I have a SciDB cluster running on 8 nodes and I have a problem related to loading data from previously saved array.
When I call:

create array it_datavalue:uint16[time=0:9,10,0,lat=0:7970,7971,0,lon=0:7940,7941,0];
load(it_data, ‘/home/scidbx/italy_data.out’, -2, ‘(uint16 null)’);

I got this message after a couple of minutes:

SystemException in file: src/network/BaseConnection.h function: receive line: 426
Error id: scidb::SCIDB_SE_NETWORK::SCIDB_LE_CANT_SEND_RECEIVE
Error description: Network error. Cannot receive network message: Read failed: End of file (asio.misc:2). An instance may be offline…

The problem is that when I check nodes - all of them seems to be running (I call “list(‘instances’);” on each node, and I got correct response). However, I am not sure if this is correct way to check if the instance is dead or not - the command in “Detecting Dead Instances or Entire Dead Servers” from documentation - $ iquery -aq “list_instances()” - is now working.

And the most strange is that when I create array based on another template, it’s working:

create array it_aut_datavalue:uint16[time=0:;lat=0:;lon=0:*];
load(it_aut_data, ‘/home/scidbx/italy_data.out’, -2, ‘(uint16 null)’);

This works correctly.
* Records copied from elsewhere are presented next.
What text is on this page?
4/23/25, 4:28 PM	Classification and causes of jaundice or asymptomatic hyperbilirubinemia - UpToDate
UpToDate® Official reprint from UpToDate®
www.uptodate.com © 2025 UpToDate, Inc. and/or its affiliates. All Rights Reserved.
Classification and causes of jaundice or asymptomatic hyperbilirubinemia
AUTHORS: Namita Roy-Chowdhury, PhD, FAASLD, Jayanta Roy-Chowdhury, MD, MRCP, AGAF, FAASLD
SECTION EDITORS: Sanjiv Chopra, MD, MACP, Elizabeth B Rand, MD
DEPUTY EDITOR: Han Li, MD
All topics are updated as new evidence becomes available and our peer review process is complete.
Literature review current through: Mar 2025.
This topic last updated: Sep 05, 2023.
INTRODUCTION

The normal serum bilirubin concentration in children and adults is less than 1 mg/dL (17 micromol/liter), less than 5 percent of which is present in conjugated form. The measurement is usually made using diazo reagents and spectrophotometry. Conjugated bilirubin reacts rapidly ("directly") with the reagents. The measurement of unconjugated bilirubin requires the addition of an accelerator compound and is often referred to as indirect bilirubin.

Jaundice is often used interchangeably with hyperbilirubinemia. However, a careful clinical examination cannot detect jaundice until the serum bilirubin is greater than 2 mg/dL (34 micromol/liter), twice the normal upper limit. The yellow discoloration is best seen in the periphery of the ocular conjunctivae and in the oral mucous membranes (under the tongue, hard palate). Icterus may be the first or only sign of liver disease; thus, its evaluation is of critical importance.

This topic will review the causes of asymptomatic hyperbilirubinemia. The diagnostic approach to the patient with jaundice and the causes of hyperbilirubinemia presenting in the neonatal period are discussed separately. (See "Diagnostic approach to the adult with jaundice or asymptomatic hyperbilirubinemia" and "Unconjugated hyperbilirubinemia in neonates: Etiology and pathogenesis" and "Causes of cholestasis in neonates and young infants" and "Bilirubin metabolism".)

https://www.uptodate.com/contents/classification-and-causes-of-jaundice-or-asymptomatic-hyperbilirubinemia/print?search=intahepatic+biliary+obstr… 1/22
So my questions are:

  1. is why is it happening?
  2. how to check dead instances?
  3. is there a way to load array with the initial template?

Thanks!


#2

Hello Yevgeniy.

I am not sure why it’s happening but I suspect it’s chunking and memory. Your initial pattern of

create array it_data[time=0:9,10,0,lat=0:7970,7971,0,lon=0:7940,7941,0];

That tells scidb to organize data in chunks that are 10x7971x7941. Essentially you are telling SciDB to place all the data in a single block. That product 10x7971x7941 = 632,997,110 , that times 2 bytes per value is 1.2GB. Add some overhead for the two coordinates - at times they need to be materialized before data is RLE-packed in the block - and we might be using too much memory. I can’t say because I don’t know what machine you are using.

If you are running out of memory you could try some of the tips from this post:

For more info on chunking, see this paper:

One way to diagnose the problem is to look at the scidb.log files. Each instance produces a separate log. The path would be something like BASE_PATH/0/0/scidb.log for instance 0 - where BASE_PATH is specified in your config.ini.

In the log, search for Start SciDB. Every time an instance starts, it prints that to the log. Every time an instance dies unexpectedly, the watchdog restarts it. So, the few lines before Start SciDB are usually very important in diagnosing where the problem happened. If it is an OOM, or (hopefully not) a segfault, it will also usually show up when you run the dmesg command to get the linux kernel messages.

I suppose it doesnt happen when you use the auto-chunk template because in that case the system picks a different chunk size.